There’s a moment when Dorothy asks Hermie if he drinks coffee.

“I consume a couple of cups a day,” he replies, eager to sound mature, to belong in her world. The vulnerability behind the posturing is tender and familiar—we’ve all tried, at some point, to prove we were ready to be loved.

But as summer fades, Hermie learns that even heaven-sent opportunities come with a cost. What he shares with Dorothy is beautiful and real, but it’s born of grief and threaded with finality. As Michel Legrand’s “The Summer Knows” plays softly in the background, Dorothy leaves Hermie with a letter:

“I won’t try and explain what happened last night because I know that, in time, you’ll find a proper way in which to remember it.”

That line stayed with me. It didn’t just echo through the halls of adolescence—it shaped the quiet emotional undercurrents of my short story, Comings and Goings – The Art of Being Seen. The title itself draws directly from the film’s closing narration:

“Life is made up of small comings and goings. And for everything we take with us, there is something that we leave behind.”

Now, I wasn’t trying to imitate Raucher. But his story left its mark on me subliminally, informing the cadence of memory, the ache of impermanence, and the grace of being known—even briefly. The emotional DNA is there, nestled between my own words and discoveries.

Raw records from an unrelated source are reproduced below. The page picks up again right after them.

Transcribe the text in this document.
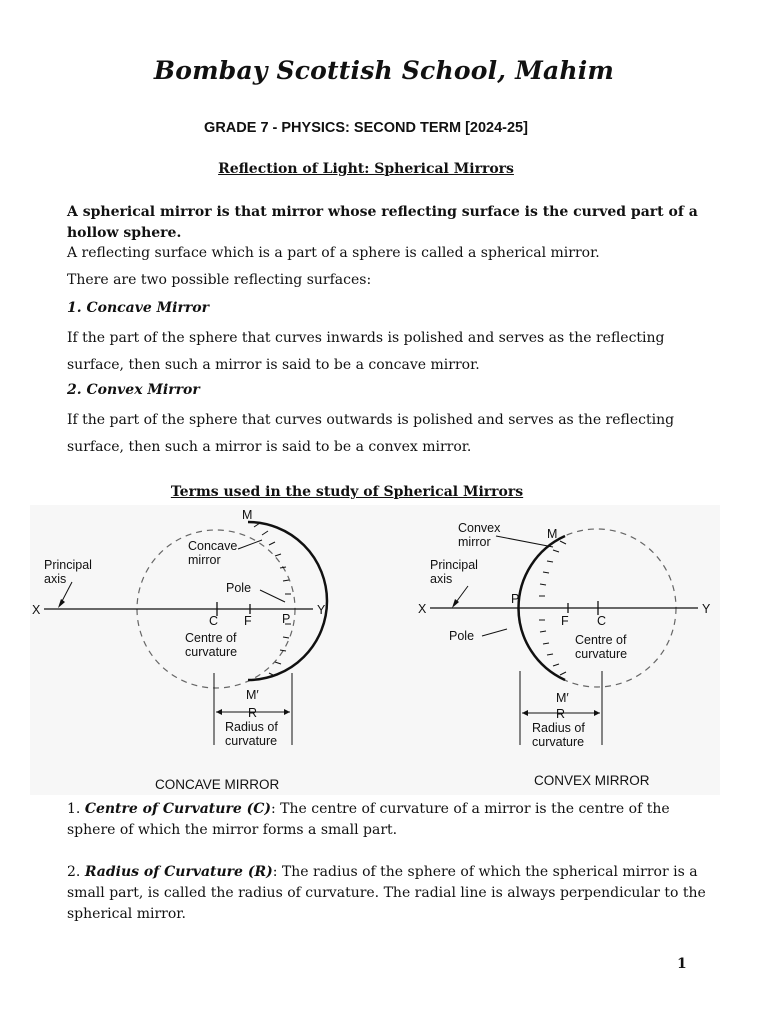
Bombay Scottish School, Mahim
GRADE 7 - PHYSICS: SECOND TERM [2024-25]
Reflection of Light: Spherical Mirrors
A spherical mirror is that mirror whose reflecting surface is the curved part of a hollow sphere.
A reflecting surface which is a part of a sphere is called a spherical mirror.
There are two possible reflecting surfaces:
1. Concave Mirror
If the part of the sphere that curves inwards is polished and serves as the reflecting surface, then such a mirror is said to be a concave mirror.
2. Convex Mirror
If the part of the sphere that curves outwards is polished and serves as the reflecting surface, then such a mirror is said to be a convex mirror.
Terms used in the study of Spherical Mirrors
M
Concave
mirror
Principal
axis
X	Y
Pole
C F P
Centre of
curvature
M′
R
Radius of
curvature
CONCAVE MIRROR
Convex
mirror
M
Principal
axis
X	Y
P
Pole
F C
Centre of
curvature
M′
R
Radius of
curvature
CONVEX MIRROR
1. Centre of Curvature (C): The centre of curvature of a mirror is the centre of the sphere of which the mirror forms a small part.
2. Radius of Curvature (R): The radius of the sphere of which the spherical mirror is a small part, is called the radius of curvature. The radial line is always perpendicular to the spherical mirror.
1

Cover for the paperback edition. (C) 2025 Alex Diaz-Granados

From Comings and Goings – The Art of Being Seen

We woke slowly, still wrapped in each other’s arms, the light pale and diffuse against the bedroom wall.


Kelly blinked, smiled faintly, and touched her forehead to mine before slipping out from under the sheets.


We didn’t say much. Not about the night. Not about what it meant.


She kissed me one more time before we left. Soft. Warm. Like punctuation—something between a semicolon and an ellipsis.

She offered to drive me home in her Corolla. The hum of the engine filled the quiet spaces we didn’t rush to fill.


I watched the streets slip by, thinking about the way she’d looked in the moonlight, the way her hand had brushed mine even as we drifted toward sleep.

Outside my building in Somerville, I hesitated with my hand on the door.
“Will I see you again?”

Kelly gave me a small, complicated smile—affectionate, but already leaning toward memory.


“Maybe,” she said. “We’ll see.”

No promises. Just the truth, wrapped in kindness.


I stood at the curb long after she drove away, then climbed the stairs to my apartment, let myself back into the stillness.